Opposition has traditionally centered on medical safety and government conspiracy theories. But vaccine opponents have recast their objections, saying it is a civil right to refuse vaccination.
The latest recent spike in the anti-vaxxer movement was a 2019 Facebook campaign with posts that included a U.S. state in their title, such as "Michigan for Vaccine Choice." The posts cited vaccine safety concerns and alternative medicines, and encouraged opposition to vaccine mandates.
"Starting in 2019, we saw a large increase in these state-level pages, especially in places considering vaccine-related legislation," said study co-author Mark Dredze, an associate professor of computer science at Johns Hopkins University, in Baltimore.
"These pages make it easy for vaccine opponents to know how to vote in their local elections to make it easier to opt out of vaccination," Dredze added in a Hopkins news release.
There were two prior events that also changed the online discourse, the study authors reported.
The first event was a measles outbreak at Disneyland in 2015. This event led to Facebook pages that framed vaccine refusal as a civil right, and talked about political mobilization and totalitarianism.

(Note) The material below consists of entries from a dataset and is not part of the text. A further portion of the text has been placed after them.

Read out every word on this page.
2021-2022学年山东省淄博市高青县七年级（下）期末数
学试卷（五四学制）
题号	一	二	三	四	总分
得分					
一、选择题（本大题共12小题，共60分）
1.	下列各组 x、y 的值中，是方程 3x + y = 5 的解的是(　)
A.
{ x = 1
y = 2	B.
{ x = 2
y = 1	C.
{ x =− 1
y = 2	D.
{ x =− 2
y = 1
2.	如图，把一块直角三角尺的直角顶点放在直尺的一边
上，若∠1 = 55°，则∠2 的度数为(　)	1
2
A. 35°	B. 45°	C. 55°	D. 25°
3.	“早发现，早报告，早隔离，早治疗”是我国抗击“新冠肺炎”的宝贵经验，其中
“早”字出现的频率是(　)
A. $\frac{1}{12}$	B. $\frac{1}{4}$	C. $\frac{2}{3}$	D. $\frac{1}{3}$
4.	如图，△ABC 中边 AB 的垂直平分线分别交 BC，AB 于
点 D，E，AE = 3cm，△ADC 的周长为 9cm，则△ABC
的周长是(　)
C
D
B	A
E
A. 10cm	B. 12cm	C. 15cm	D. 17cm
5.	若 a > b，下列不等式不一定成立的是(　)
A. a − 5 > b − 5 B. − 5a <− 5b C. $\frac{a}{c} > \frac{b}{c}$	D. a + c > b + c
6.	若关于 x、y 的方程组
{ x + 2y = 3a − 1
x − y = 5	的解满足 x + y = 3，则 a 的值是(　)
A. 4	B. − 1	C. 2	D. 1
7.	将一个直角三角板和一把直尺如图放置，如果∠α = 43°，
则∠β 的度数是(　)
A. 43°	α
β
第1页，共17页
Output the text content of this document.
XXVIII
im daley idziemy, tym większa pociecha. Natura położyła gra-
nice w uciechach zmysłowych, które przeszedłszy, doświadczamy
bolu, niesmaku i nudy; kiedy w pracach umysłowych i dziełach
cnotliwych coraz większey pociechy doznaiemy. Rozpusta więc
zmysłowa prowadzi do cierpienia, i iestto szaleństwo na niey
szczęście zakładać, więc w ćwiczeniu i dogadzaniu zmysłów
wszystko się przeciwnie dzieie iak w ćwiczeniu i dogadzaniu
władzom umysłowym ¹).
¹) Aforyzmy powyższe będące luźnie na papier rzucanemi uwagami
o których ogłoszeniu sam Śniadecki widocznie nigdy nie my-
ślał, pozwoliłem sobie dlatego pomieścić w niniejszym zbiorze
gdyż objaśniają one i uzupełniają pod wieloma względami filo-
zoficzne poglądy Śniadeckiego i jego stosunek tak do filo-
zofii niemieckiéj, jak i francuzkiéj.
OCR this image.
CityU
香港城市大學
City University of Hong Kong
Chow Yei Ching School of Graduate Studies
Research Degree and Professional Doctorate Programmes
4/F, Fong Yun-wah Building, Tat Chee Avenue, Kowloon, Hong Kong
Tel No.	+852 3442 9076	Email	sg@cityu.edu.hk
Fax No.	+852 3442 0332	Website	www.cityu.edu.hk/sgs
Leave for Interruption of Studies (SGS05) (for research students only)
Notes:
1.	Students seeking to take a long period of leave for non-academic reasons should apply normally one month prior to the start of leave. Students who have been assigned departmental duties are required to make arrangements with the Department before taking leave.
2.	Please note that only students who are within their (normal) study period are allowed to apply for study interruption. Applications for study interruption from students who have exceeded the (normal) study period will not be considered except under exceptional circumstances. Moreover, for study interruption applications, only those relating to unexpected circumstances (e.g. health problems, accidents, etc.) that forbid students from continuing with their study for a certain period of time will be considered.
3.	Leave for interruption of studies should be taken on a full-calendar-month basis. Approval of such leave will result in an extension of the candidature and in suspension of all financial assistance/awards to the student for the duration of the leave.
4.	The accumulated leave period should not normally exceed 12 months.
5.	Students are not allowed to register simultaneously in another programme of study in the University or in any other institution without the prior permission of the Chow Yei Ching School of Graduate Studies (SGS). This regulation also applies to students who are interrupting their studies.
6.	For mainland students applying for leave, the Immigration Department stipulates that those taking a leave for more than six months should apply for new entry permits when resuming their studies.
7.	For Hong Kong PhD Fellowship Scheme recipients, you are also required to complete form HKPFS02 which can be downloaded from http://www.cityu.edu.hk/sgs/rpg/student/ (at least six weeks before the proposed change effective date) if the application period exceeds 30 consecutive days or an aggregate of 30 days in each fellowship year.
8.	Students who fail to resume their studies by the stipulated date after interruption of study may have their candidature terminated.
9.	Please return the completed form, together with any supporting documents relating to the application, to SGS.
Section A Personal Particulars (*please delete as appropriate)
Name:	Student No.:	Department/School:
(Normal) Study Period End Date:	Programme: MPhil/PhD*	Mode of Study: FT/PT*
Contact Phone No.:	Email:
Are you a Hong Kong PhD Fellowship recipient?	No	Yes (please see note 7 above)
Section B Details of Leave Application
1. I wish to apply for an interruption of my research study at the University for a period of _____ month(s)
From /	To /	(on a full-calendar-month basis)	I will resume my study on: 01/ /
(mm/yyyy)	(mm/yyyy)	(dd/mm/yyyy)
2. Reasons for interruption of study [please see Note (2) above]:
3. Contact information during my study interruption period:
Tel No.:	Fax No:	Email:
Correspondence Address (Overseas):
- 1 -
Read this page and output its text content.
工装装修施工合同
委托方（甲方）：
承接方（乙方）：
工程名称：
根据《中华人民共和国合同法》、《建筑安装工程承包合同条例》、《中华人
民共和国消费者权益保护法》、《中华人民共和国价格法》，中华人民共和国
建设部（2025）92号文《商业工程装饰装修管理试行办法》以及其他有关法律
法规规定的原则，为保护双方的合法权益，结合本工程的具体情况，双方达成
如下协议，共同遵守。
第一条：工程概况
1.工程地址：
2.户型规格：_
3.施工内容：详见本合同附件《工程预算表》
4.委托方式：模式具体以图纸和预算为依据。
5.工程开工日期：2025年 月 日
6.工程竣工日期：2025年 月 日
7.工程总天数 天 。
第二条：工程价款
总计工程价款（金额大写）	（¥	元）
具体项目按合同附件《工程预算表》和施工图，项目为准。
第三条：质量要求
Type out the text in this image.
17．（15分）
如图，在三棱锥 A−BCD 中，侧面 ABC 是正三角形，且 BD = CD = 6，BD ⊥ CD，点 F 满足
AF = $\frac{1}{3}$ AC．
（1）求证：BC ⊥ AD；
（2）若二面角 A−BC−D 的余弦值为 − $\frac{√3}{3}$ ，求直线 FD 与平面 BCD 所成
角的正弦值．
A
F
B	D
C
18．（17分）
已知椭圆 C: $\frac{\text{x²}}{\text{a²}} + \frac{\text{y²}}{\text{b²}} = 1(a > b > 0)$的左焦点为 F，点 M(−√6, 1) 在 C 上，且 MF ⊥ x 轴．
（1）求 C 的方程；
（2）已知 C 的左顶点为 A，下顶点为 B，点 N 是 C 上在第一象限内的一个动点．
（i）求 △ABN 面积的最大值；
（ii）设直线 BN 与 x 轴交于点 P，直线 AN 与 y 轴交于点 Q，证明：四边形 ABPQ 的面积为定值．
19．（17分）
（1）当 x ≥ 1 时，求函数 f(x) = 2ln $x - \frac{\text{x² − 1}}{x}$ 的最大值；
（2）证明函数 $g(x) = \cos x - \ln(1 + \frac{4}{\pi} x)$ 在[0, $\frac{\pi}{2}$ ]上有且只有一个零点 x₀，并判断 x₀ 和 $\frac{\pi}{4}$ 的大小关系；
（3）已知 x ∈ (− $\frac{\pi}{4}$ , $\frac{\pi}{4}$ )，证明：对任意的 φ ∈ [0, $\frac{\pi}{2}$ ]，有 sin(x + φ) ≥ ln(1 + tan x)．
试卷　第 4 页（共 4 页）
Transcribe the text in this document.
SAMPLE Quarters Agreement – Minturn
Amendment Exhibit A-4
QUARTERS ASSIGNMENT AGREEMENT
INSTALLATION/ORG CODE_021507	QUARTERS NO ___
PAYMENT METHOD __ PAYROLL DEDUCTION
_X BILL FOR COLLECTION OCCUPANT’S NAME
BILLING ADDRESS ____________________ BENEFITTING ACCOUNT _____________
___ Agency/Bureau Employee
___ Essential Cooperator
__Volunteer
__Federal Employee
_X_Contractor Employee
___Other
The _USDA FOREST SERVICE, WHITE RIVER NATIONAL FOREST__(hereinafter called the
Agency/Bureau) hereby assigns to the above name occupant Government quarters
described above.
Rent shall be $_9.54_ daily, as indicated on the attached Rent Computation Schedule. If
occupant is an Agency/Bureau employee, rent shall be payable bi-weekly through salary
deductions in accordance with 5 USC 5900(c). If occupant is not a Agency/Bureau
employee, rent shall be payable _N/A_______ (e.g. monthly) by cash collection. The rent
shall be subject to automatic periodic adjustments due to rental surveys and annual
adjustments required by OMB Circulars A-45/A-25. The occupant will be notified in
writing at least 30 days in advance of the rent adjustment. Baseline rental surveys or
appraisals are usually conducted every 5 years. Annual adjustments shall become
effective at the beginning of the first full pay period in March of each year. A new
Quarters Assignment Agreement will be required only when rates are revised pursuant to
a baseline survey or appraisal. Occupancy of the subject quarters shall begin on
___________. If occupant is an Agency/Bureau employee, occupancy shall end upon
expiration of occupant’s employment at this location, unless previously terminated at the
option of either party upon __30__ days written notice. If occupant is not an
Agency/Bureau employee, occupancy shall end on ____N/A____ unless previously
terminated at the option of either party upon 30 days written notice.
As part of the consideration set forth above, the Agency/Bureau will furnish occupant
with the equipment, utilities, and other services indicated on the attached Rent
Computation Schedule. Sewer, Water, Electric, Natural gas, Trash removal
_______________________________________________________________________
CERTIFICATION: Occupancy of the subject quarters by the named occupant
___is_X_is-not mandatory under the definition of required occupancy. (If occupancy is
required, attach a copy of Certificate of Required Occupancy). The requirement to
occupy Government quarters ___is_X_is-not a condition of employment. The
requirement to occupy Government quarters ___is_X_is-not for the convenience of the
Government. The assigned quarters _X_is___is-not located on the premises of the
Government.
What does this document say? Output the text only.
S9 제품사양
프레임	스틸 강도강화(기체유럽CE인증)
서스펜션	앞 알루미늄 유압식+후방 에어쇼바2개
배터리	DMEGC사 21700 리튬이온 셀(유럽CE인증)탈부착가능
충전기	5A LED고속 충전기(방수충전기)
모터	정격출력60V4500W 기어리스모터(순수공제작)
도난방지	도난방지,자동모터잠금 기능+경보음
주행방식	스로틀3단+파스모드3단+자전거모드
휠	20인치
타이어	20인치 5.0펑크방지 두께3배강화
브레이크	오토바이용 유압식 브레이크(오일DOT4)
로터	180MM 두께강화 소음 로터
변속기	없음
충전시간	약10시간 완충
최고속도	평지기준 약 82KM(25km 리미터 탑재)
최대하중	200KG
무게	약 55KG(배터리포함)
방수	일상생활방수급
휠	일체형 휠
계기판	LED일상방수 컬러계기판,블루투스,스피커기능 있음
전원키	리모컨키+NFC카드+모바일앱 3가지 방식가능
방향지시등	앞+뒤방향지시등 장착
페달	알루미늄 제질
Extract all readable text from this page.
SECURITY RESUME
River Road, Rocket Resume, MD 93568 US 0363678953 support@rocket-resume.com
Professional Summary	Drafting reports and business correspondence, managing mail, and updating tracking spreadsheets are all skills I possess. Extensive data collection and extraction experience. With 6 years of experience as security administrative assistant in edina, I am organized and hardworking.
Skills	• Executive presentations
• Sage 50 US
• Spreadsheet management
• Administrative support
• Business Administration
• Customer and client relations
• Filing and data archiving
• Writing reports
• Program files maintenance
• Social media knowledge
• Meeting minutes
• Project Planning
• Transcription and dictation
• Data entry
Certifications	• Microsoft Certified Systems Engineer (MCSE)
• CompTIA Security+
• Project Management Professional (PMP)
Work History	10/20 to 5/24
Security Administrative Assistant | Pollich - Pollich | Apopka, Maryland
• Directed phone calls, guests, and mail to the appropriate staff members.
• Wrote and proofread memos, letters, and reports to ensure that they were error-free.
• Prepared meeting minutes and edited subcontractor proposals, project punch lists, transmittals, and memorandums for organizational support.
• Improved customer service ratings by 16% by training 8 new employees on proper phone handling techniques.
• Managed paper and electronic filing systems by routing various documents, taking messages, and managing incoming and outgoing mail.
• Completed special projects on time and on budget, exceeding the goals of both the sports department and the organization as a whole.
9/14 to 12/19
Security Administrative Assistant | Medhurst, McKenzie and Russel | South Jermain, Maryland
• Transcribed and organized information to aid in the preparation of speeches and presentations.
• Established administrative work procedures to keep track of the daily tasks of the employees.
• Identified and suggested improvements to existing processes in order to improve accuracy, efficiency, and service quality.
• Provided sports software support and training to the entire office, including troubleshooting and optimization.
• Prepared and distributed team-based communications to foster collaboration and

Then, in 2016, anti-vaccination posts ramped up after the release of "Vaxxed," a film by a discredited former doctor. Many posts that promoted the movie framed vaccine refusal as a civil right.
Study co-author David Broniatowski explained that "framing vaccine refusal as a civil right allows vaccine opponents to sidestep the science, and instead debate about values -- especially, the value of freedom of choice. However, this is a case where one person's exercise of that freedom can hurt everyone else."
Broniatowski, an associate professor in the School of Engineering and Applied Science at George Washington University, in Washington, D.C., and his colleagues warned that vaccine opponents are gaining political clout as they become organized.
The report was published online Oct. 1 in the American Journal of Public Health.